The author has been described by News Ltd as an "iconoclast", "Svengali", a pollie's "economist muse", and "pungently accurate". Fairfax says he is a "Renaissance man" and "one of Australia’s most respected analysts." Stephen Koukoulas concludes that he is "85% right", and "would make a great Opposition leader." Terry McCrann claims the author thinks "‘nuance’ is a trendy village in the south of France", but can be "scintillating" when he thinks "clearly". The ACTU reckons he’s "an enigma wrapped in a Bloomberg terminal, wrapped in some apparently well-honed abs."

Friday, March 25, 2011

Comparing average dwelling prices to average incomes...

Leith van Onselen misrepresents Rismark's research in a comment appended to my Business Spectator article today. van Onselen remarks:

"Again Mr Joye quotes the spurious dwelling price-to-income ratio adopted by Rismark, the RBA and the banks that: (1) wrongly compares median dwelling prices against average household disposable incomes (it should use median incomes, which are significantly lower than the average); and (2) includes a number of items as income that are not actually available to be used to fund current consumption, such as superannuation contributions and imputed rents."

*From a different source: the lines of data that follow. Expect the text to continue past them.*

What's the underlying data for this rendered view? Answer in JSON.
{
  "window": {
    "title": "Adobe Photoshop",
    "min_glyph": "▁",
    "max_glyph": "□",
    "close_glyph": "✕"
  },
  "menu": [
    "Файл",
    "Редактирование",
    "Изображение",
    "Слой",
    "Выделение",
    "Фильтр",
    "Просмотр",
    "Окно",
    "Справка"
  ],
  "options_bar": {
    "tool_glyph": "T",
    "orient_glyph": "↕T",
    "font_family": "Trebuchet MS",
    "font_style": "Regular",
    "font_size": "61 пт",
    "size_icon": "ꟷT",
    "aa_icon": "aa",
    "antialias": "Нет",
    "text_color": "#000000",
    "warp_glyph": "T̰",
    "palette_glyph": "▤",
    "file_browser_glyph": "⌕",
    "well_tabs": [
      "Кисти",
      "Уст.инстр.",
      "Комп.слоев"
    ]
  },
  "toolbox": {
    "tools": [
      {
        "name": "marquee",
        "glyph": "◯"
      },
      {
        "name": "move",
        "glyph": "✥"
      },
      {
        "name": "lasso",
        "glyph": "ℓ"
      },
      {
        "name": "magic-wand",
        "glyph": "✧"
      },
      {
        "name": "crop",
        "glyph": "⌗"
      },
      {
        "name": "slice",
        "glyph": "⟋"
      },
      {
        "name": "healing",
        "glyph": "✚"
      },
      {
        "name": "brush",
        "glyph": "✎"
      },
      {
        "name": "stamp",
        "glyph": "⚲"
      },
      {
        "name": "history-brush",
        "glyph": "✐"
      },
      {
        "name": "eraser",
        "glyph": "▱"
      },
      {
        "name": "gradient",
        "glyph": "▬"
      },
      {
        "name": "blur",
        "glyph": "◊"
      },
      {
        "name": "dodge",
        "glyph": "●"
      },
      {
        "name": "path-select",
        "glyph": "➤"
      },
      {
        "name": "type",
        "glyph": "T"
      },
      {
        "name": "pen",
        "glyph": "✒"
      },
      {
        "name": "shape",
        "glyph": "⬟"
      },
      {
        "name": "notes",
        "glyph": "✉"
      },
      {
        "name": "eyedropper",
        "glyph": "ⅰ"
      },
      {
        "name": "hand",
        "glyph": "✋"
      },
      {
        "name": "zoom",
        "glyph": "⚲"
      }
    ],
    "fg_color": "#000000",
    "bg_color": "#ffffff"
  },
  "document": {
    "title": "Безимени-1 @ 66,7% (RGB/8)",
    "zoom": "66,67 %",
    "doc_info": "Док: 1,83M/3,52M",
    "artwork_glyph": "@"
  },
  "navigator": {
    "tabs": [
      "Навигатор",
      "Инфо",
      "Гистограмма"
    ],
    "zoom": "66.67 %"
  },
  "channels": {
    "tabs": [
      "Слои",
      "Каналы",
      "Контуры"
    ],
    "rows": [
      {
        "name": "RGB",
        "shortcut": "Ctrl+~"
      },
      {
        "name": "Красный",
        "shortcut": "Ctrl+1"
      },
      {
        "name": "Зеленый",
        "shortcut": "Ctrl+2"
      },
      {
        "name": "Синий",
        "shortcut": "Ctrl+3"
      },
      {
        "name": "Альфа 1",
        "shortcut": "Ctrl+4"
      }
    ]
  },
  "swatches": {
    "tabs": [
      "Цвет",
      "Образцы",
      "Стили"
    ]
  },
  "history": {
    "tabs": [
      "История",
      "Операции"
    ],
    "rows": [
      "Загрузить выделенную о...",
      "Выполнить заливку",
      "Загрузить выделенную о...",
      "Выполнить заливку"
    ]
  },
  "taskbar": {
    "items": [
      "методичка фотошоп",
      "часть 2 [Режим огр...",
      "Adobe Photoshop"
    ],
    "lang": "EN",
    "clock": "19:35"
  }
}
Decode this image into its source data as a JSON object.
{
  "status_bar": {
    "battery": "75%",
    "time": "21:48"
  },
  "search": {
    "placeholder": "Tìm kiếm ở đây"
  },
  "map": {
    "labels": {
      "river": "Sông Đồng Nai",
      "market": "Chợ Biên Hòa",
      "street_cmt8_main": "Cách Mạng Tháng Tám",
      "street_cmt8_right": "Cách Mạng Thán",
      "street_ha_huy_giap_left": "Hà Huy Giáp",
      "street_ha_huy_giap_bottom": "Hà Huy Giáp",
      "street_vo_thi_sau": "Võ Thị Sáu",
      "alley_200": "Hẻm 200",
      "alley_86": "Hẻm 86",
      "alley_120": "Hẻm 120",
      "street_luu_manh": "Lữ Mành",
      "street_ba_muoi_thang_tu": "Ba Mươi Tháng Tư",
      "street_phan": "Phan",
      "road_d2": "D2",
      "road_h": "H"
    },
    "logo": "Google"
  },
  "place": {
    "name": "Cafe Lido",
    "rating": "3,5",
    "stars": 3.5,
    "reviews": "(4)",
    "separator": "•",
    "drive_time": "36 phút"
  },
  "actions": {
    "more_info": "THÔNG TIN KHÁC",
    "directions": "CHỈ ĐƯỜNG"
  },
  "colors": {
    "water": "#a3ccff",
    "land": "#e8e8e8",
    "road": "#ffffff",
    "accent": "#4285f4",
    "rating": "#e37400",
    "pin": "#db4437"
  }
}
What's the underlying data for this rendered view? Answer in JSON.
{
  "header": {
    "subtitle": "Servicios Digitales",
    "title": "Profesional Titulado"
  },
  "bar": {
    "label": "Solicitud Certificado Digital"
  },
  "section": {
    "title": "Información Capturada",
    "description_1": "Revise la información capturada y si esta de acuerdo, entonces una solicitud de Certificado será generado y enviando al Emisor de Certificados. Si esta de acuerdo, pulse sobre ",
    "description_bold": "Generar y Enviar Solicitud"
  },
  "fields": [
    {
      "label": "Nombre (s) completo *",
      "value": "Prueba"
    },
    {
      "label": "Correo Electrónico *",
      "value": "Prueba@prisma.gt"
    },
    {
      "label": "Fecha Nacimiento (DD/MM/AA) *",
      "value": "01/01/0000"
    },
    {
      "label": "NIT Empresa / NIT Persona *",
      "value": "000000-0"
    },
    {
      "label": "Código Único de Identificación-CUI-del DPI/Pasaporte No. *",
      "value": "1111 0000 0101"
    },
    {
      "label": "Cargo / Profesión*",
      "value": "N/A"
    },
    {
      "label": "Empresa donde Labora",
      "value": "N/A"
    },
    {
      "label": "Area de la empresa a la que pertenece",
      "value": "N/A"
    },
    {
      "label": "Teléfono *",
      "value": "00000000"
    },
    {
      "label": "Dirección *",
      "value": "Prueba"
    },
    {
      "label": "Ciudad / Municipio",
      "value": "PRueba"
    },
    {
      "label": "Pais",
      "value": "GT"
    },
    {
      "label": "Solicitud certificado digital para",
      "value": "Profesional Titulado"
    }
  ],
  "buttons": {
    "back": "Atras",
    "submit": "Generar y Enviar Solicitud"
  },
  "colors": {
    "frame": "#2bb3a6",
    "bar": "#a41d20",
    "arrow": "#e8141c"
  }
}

The problem with this is that Rismark compares average dwelling prices to average incomes (not just medians to averages), and I am pretty sure Leigh knows this. In Rismark's quarterly dwelling price-to-income ratio, we use the only regularly published disposable household income measure made available by the ABS, which is the quarterly National Accounts estimate of AVERAGE household disposable incomes.

To compare like-with-like, we calculate AVERAGE national dwelling prices across all regions and property types (see chart). We also provide a median dwelling price measure, which is not our preferred benchmark, for comparative purposes. We then produce a price-to-income ratio using averages on averages, which is how we get our 4.5x estimate.

Finally, we provide an estimate of how this ratio changes when one strips out owner-occupied rents from the ABS measure of disposable household incomes, which is the main non-cash item (the impact is trivial, as the chart below shows). I have published these charts here many times before, but since Leith seems to ignore them, I have posted them here again for his benefit.